Jour 2 — rendre l’accélération sûre. L’ingénierie logicielle comme démarche empirique : itératif, incrémental, rétroaction, petits lots, le pipeline comme arbitre, les métriques de livraison. Pourquoi l’IA rend tout cela obligatoire plutôt qu’optionnel. Atelier central : construire le harnais du dépôt et mesurer ce que change le harnais pour l’agent. Puis l’agent managé sur la chaîne de livraison, la brique RAG en atelier guidé, et la conformité.

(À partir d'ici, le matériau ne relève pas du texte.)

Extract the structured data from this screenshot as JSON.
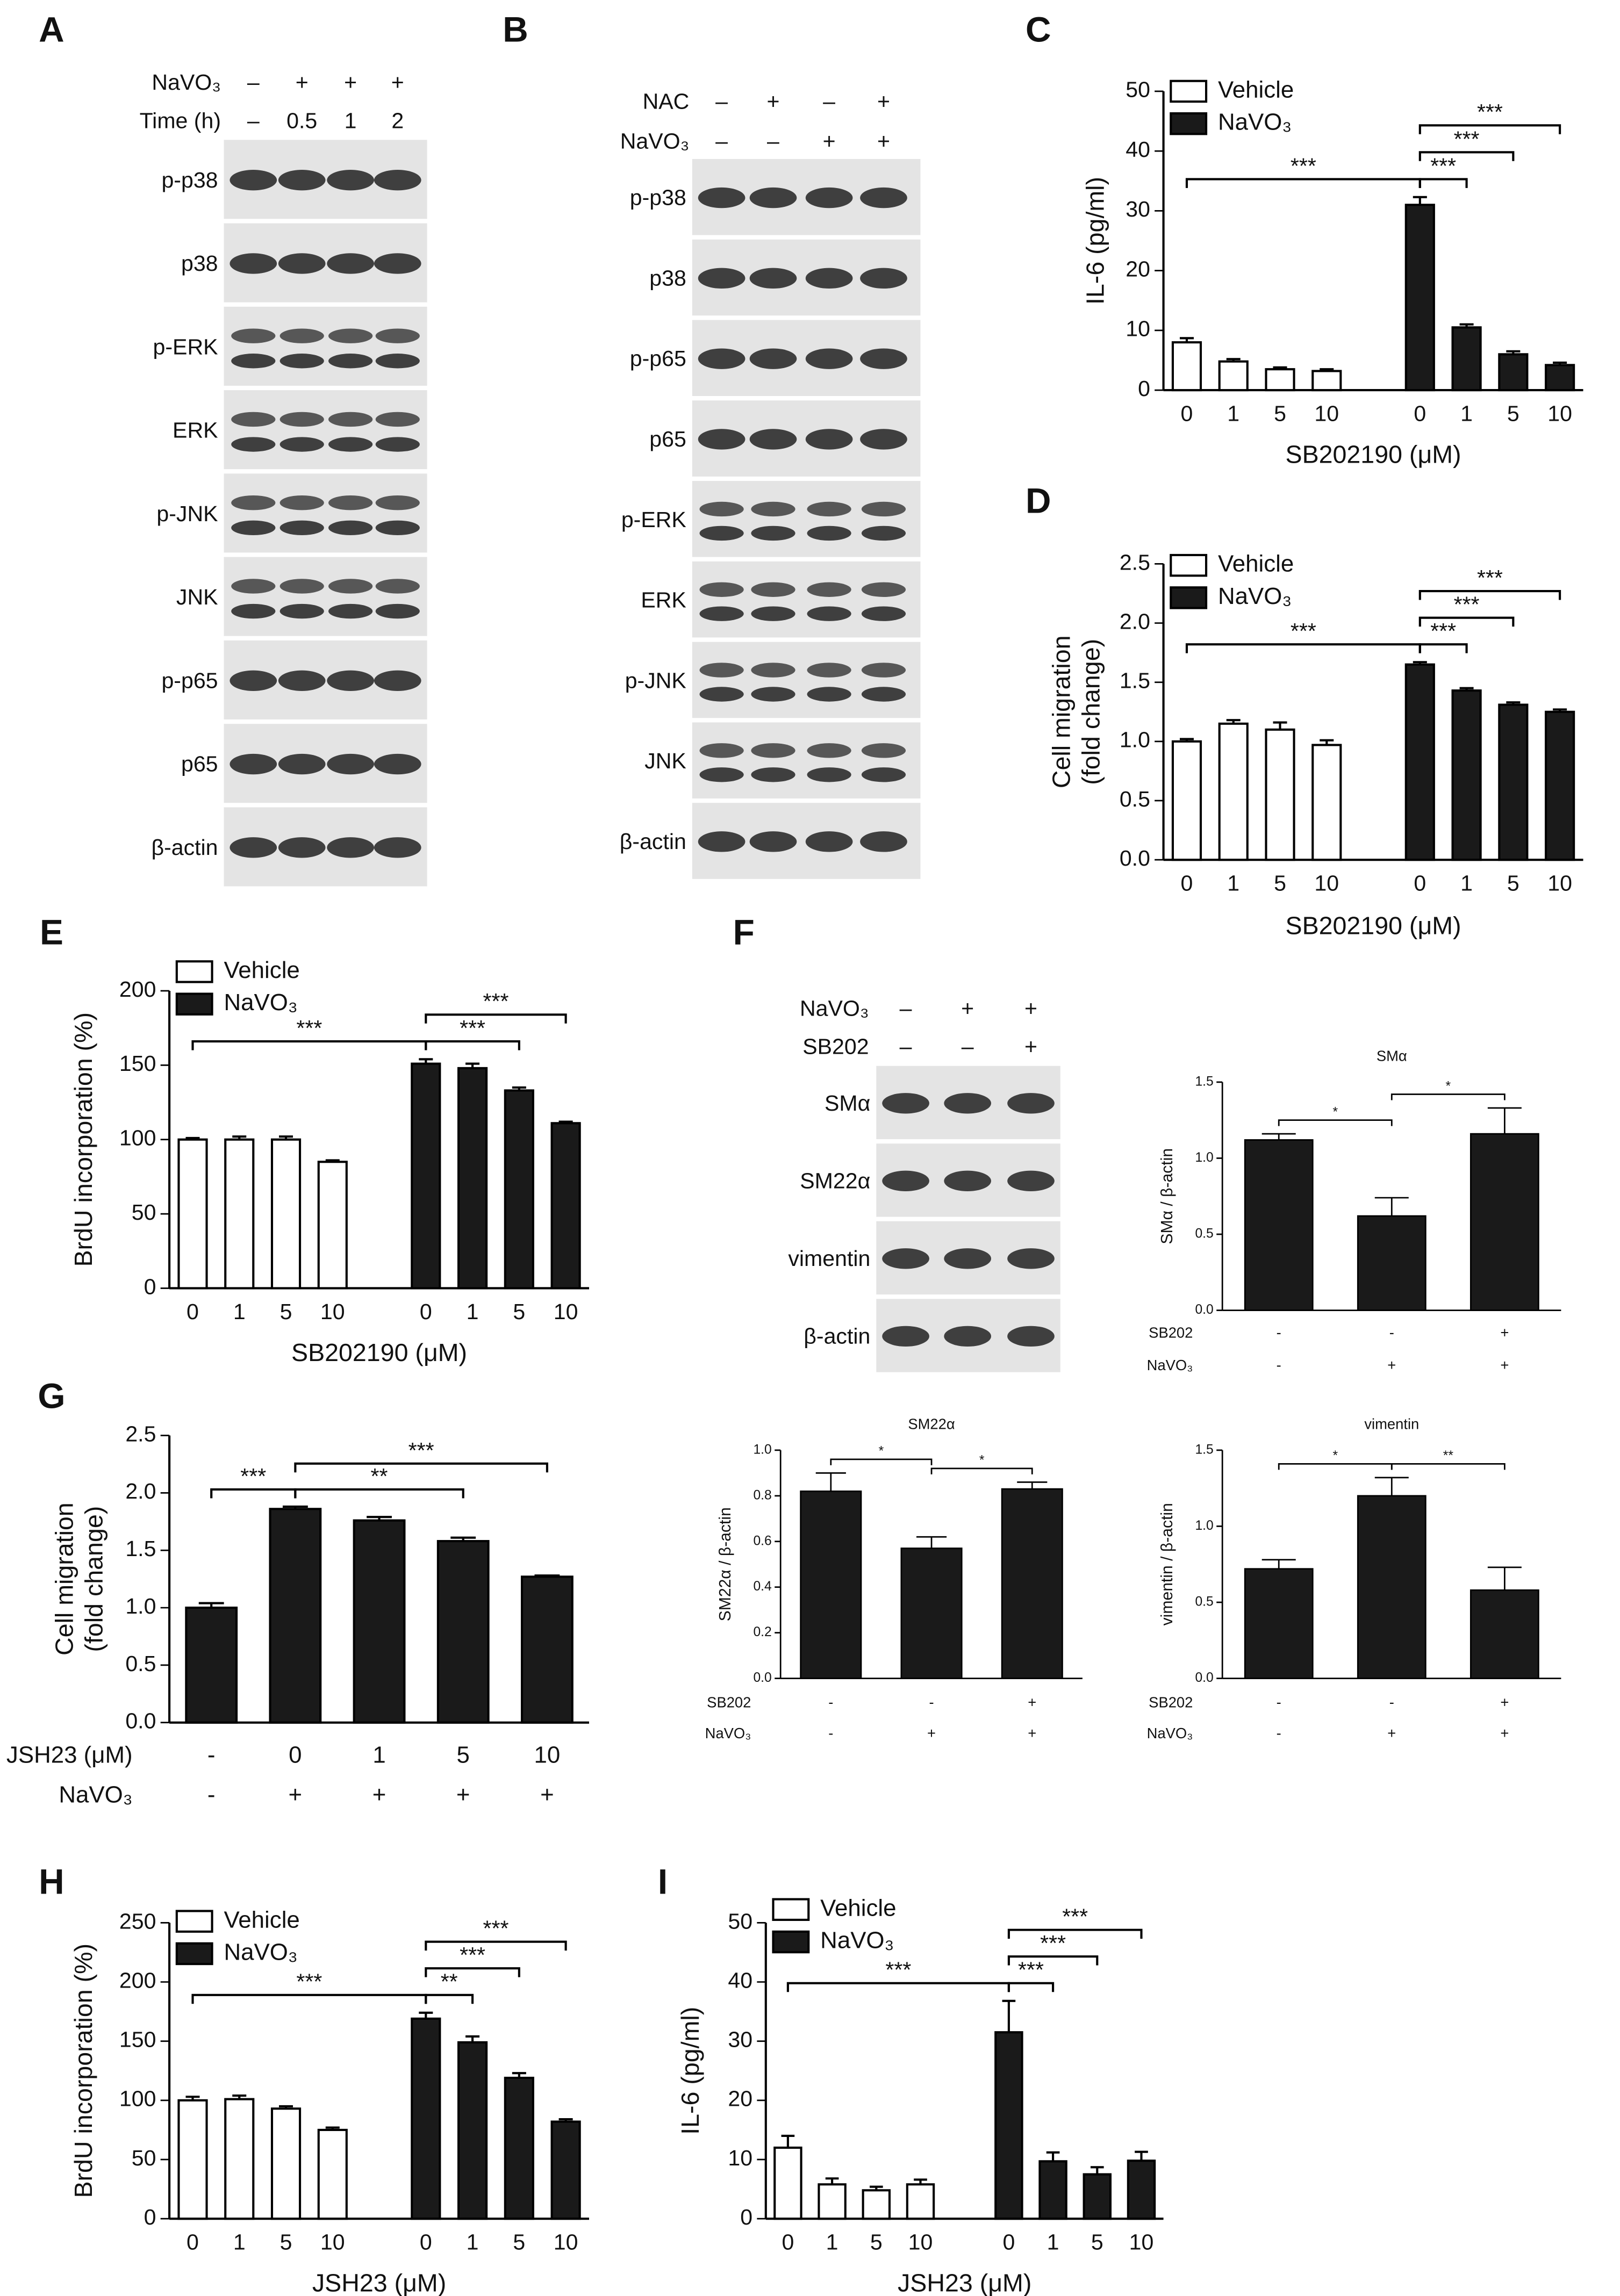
{
  "blots": [
    {
      "label": "A",
      "conditions": [
        {
          "name": "NaVO₃",
          "values": [
            "–",
            "+",
            "+",
            "+"
          ]
        },
        {
          "name": "Time (h)",
          "values": [
            "–",
            "0.5",
            "1",
            "2"
          ]
        }
      ],
      "bands": [
        "p-p38",
        "p38",
        "p-ERK",
        "ERK",
        "p-JNK",
        "JNK",
        "p-p65",
        "p65",
        "β-actin"
      ]
    },
    {
      "label": "B",
      "conditions": [
        {
          "name": "NAC",
          "values": [
            "–",
            "+",
            "–",
            "+"
          ]
        },
        {
          "name": "NaVO₃",
          "values": [
            "–",
            "–",
            "+",
            "+"
          ]
        }
      ],
      "bands": [
        "p-p38",
        "p38",
        "p-p65",
        "p65",
        "p-ERK",
        "ERK",
        "p-JNK",
        "JNK",
        "β-actin"
      ]
    },
    {
      "label": "F",
      "conditions": [
        {
          "name": "NaVO₃",
          "values": [
            "–",
            "+",
            "+"
          ]
        },
        {
          "name": "SB202",
          "values": [
            "–",
            "–",
            "+"
          ]
        }
      ],
      "bands": [
        "SMα",
        "SM22α",
        "vimentin",
        "β-actin"
      ]
    }
  ],
  "chart_data": [
    {
      "label": "C",
      "type": "bar",
      "ylabel": "IL-6 (pg/ml)",
      "xlabel": "SB202190 (μM)",
      "legend": "upper left",
      "categories": [
        "0",
        "1",
        "5",
        "10",
        "0",
        "1",
        "5",
        "10"
      ],
      "series": [
        {
          "name": "Vehicle",
          "color": "#ffffff",
          "values": [
            8,
            4.8,
            3.5,
            3.2,
            null,
            null,
            null,
            null
          ],
          "errors": [
            0.7,
            0.4,
            0.3,
            0.3,
            null,
            null,
            null,
            null
          ]
        },
        {
          "name": "NaVO₃",
          "color": "#1a1a1a",
          "values": [
            null,
            null,
            null,
            null,
            31,
            10.5,
            6,
            4.2
          ],
          "errors": [
            null,
            null,
            null,
            null,
            1.3,
            0.5,
            0.5,
            0.4
          ]
        }
      ],
      "ylim": [
        0,
        50
      ],
      "yticks": [
        0,
        10,
        20,
        30,
        40,
        50
      ],
      "annotations": [
        {
          "text": "***",
          "x1": 0,
          "x2": 4
        },
        {
          "text": "***",
          "x1": 4,
          "x2": 5
        },
        {
          "text": "***",
          "x1": 4,
          "x2": 6
        },
        {
          "text": "***",
          "x1": 4,
          "x2": 7
        }
      ]
    },
    {
      "label": "D",
      "type": "bar",
      "ylabel": [
        "Cell migration",
        "(fold change)"
      ],
      "xlabel": "SB202190 (μM)",
      "legend": "upper left",
      "categories": [
        "0",
        "1",
        "5",
        "10",
        "0",
        "1",
        "5",
        "10"
      ],
      "series": [
        {
          "name": "Vehicle",
          "color": "#ffffff",
          "values": [
            1.0,
            1.15,
            1.1,
            0.97,
            null,
            null,
            null,
            null
          ],
          "errors": [
            0.02,
            0.03,
            0.06,
            0.04,
            null,
            null,
            null,
            null
          ]
        },
        {
          "name": "NaVO₃",
          "color": "#1a1a1a",
          "values": [
            null,
            null,
            null,
            null,
            1.65,
            1.43,
            1.31,
            1.25
          ],
          "errors": [
            null,
            null,
            null,
            null,
            0.02,
            0.02,
            0.02,
            0.02
          ]
        }
      ],
      "ylim": [
        0,
        2.5
      ],
      "yticks": [
        {
          "value": 0,
          "label": "0.0"
        },
        0.5,
        {
          "value": 1,
          "label": "1.0"
        },
        1.5,
        {
          "value": 2,
          "label": "2.0"
        },
        2.5
      ],
      "annotations": [
        {
          "text": "***",
          "x1": 0,
          "x2": 4
        },
        {
          "text": "***",
          "x1": 4,
          "x2": 5
        },
        {
          "text": "***",
          "x1": 4,
          "x2": 6
        },
        {
          "text": "***",
          "x1": 4,
          "x2": 7
        }
      ]
    },
    {
      "label": "E",
      "type": "bar",
      "ylabel": "BrdU incorporation (%)",
      "xlabel": "SB202190 (μM)",
      "legend": "upper left",
      "categories": [
        "0",
        "1",
        "5",
        "10",
        "0",
        "1",
        "5",
        "10"
      ],
      "series": [
        {
          "name": "Vehicle",
          "color": "#ffffff",
          "values": [
            100,
            100,
            100,
            85,
            null,
            null,
            null,
            null
          ],
          "errors": [
            1,
            2,
            2,
            1,
            null,
            null,
            null,
            null
          ]
        },
        {
          "name": "NaVO₃",
          "color": "#1a1a1a",
          "values": [
            null,
            null,
            null,
            null,
            151,
            148,
            133,
            111
          ],
          "errors": [
            null,
            null,
            null,
            null,
            3,
            3,
            2,
            1
          ]
        }
      ],
      "ylim": [
        0,
        200
      ],
      "yticks": [
        0,
        50,
        100,
        150,
        200
      ],
      "annotations": [
        {
          "text": "***",
          "x1": 0,
          "x2": 4
        },
        {
          "text": "***",
          "x1": 4,
          "x2": 6
        },
        {
          "text": "***",
          "x1": 4,
          "x2": 7
        }
      ]
    },
    {
      "type": "bar",
      "title": "SMα",
      "ylabel": "SMα / β-actin",
      "color": "#1a1a1a",
      "values": [
        1.12,
        0.62,
        1.16
      ],
      "errors": [
        0.04,
        0.12,
        0.17
      ],
      "conditions": [
        {
          "name": "SB202",
          "values": [
            "-",
            "-",
            "+"
          ]
        },
        {
          "name": "NaVO₃",
          "values": [
            "-",
            "+",
            "+"
          ]
        }
      ],
      "ylim": [
        0,
        1.5
      ],
      "yticks": [
        {
          "value": 0,
          "label": "0.0"
        },
        0.5,
        {
          "value": 1,
          "label": "1.0"
        },
        1.5
      ],
      "annotations": [
        {
          "text": "*",
          "x1": 0,
          "x2": 1
        },
        {
          "text": "*",
          "x1": 1,
          "x2": 2
        }
      ]
    },
    {
      "type": "bar",
      "title": "SM22α",
      "ylabel": "SM22α / β-actin",
      "color": "#1a1a1a",
      "values": [
        0.82,
        0.57,
        0.83
      ],
      "errors": [
        0.08,
        0.05,
        0.03
      ],
      "conditions": [
        {
          "name": "SB202",
          "values": [
            "-",
            "-",
            "+"
          ]
        },
        {
          "name": "NaVO₃",
          "values": [
            "-",
            "+",
            "+"
          ]
        }
      ],
      "ylim": [
        0,
        1
      ],
      "yticks": [
        {
          "value": 0,
          "label": "0.0"
        },
        0.2,
        0.4,
        0.6,
        0.8,
        {
          "value": 1,
          "label": "1.0"
        }
      ],
      "annotations": [
        {
          "text": "*",
          "x1": 0,
          "x2": 1
        },
        {
          "text": "*",
          "x1": 1,
          "x2": 2
        }
      ]
    },
    {
      "type": "bar",
      "title": "vimentin",
      "ylabel": "vimentin / β-actin",
      "color": "#1a1a1a",
      "values": [
        0.72,
        1.2,
        0.58
      ],
      "errors": [
        0.06,
        0.12,
        0.15
      ],
      "conditions": [
        {
          "name": "SB202",
          "values": [
            "-",
            "-",
            "+"
          ]
        },
        {
          "name": "NaVO₃",
          "values": [
            "-",
            "+",
            "+"
          ]
        }
      ],
      "ylim": [
        0,
        1.5
      ],
      "yticks": [
        {
          "value": 0,
          "label": "0.0"
        },
        0.5,
        {
          "value": 1,
          "label": "1.0"
        },
        1.5
      ],
      "annotations": [
        {
          "text": "*",
          "x1": 0,
          "x2": 1
        },
        {
          "text": "**",
          "x1": 1,
          "x2": 2
        }
      ]
    },
    {
      "label": "G",
      "type": "bar",
      "ylabel": [
        "Cell migration",
        "(fold change)"
      ],
      "color": "#1a1a1a",
      "values": [
        1.0,
        1.86,
        1.76,
        1.58,
        1.27
      ],
      "errors": [
        0.04,
        0.02,
        0.03,
        0.03,
        0.01
      ],
      "conditions": [
        {
          "name": "JSH23 (μM)",
          "values": [
            "-",
            "0",
            "1",
            "5",
            "10"
          ]
        },
        {
          "name": "NaVO₃",
          "values": [
            "-",
            "+",
            "+",
            "+",
            "+"
          ]
        }
      ],
      "ylim": [
        0,
        2.5
      ],
      "yticks": [
        {
          "value": 0,
          "label": "0.0"
        },
        0.5,
        {
          "value": 1,
          "label": "1.0"
        },
        1.5,
        {
          "value": 2,
          "label": "2.0"
        },
        2.5
      ],
      "annotations": [
        {
          "text": "***",
          "x1": 0,
          "x2": 1
        },
        {
          "text": "**",
          "x1": 1,
          "x2": 3
        },
        {
          "text": "***",
          "x1": 1,
          "x2": 4
        }
      ]
    },
    {
      "label": "H",
      "type": "bar",
      "ylabel": "BrdU incorporation (%)",
      "xlabel": "JSH23 (μM)",
      "legend": "upper left",
      "categories": [
        "0",
        "1",
        "5",
        "10",
        "0",
        "1",
        "5",
        "10"
      ],
      "series": [
        {
          "name": "Vehicle",
          "color": "#ffffff",
          "values": [
            100,
            101,
            93,
            75,
            null,
            null,
            null,
            null
          ],
          "errors": [
            3,
            3,
            2,
            2,
            null,
            null,
            null,
            null
          ]
        },
        {
          "name": "NaVO₃",
          "color": "#1a1a1a",
          "values": [
            null,
            null,
            null,
            null,
            169,
            149,
            119,
            82
          ],
          "errors": [
            null,
            null,
            null,
            null,
            5,
            5,
            4,
            2
          ]
        }
      ],
      "ylim": [
        0,
        250
      ],
      "yticks": [
        0,
        50,
        100,
        150,
        200,
        250
      ],
      "annotations": [
        {
          "text": "***",
          "x1": 0,
          "x2": 4
        },
        {
          "text": "**",
          "x1": 4,
          "x2": 5
        },
        {
          "text": "***",
          "x1": 4,
          "x2": 6
        },
        {
          "text": "***",
          "x1": 4,
          "x2": 7
        }
      ]
    },
    {
      "label": "I",
      "type": "bar",
      "ylabel": "IL-6 (pg/ml)",
      "xlabel": "JSH23 (μM)",
      "legend": "upper left",
      "categories": [
        "0",
        "1",
        "5",
        "10",
        "0",
        "1",
        "5",
        "10"
      ],
      "series": [
        {
          "name": "Vehicle",
          "color": "#ffffff",
          "values": [
            12,
            5.8,
            4.8,
            5.8,
            null,
            null,
            null,
            null
          ],
          "errors": [
            2,
            1,
            0.6,
            0.8,
            null,
            null,
            null,
            null
          ]
        },
        {
          "name": "NaVO₃",
          "color": "#1a1a1a",
          "values": [
            null,
            null,
            null,
            null,
            31.5,
            9.7,
            7.5,
            9.8
          ],
          "errors": [
            null,
            null,
            null,
            null,
            5.3,
            1.5,
            1.2,
            1.5
          ]
        }
      ],
      "ylim": [
        0,
        50
      ],
      "yticks": [
        0,
        10,
        20,
        30,
        40,
        50
      ],
      "annotations": [
        {
          "text": "***",
          "x1": 0,
          "x2": 4
        },
        {
          "text": "***",
          "x1": 4,
          "x2": 5
        },
        {
          "text": "***",
          "x1": 4,
          "x2": 6
        },
        {
          "text": "***",
          "x1": 4,
          "x2": 7
        }
      ]
    }
  ]
}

Ce que la formation n’est pas
Ce n’est pas un tutoriel d’outil. Un tutoriel d’outil est périmé au prochain modèle ; le module sur la livraison continue et l’atelier de harnais, non. C’est la partie du programme dont la valeur survit, et c’est celle qui n’est jamais sacrifiée quand l’horaire dérape.
Le fine-tuning est traité comme une décision, pas comme une pratique : dans la plupart des contextes d’équipe, ce n’est pas la bonne réponse. Pour la version qui le pratique vraiment, voir Formation — RAG et fine-tuning.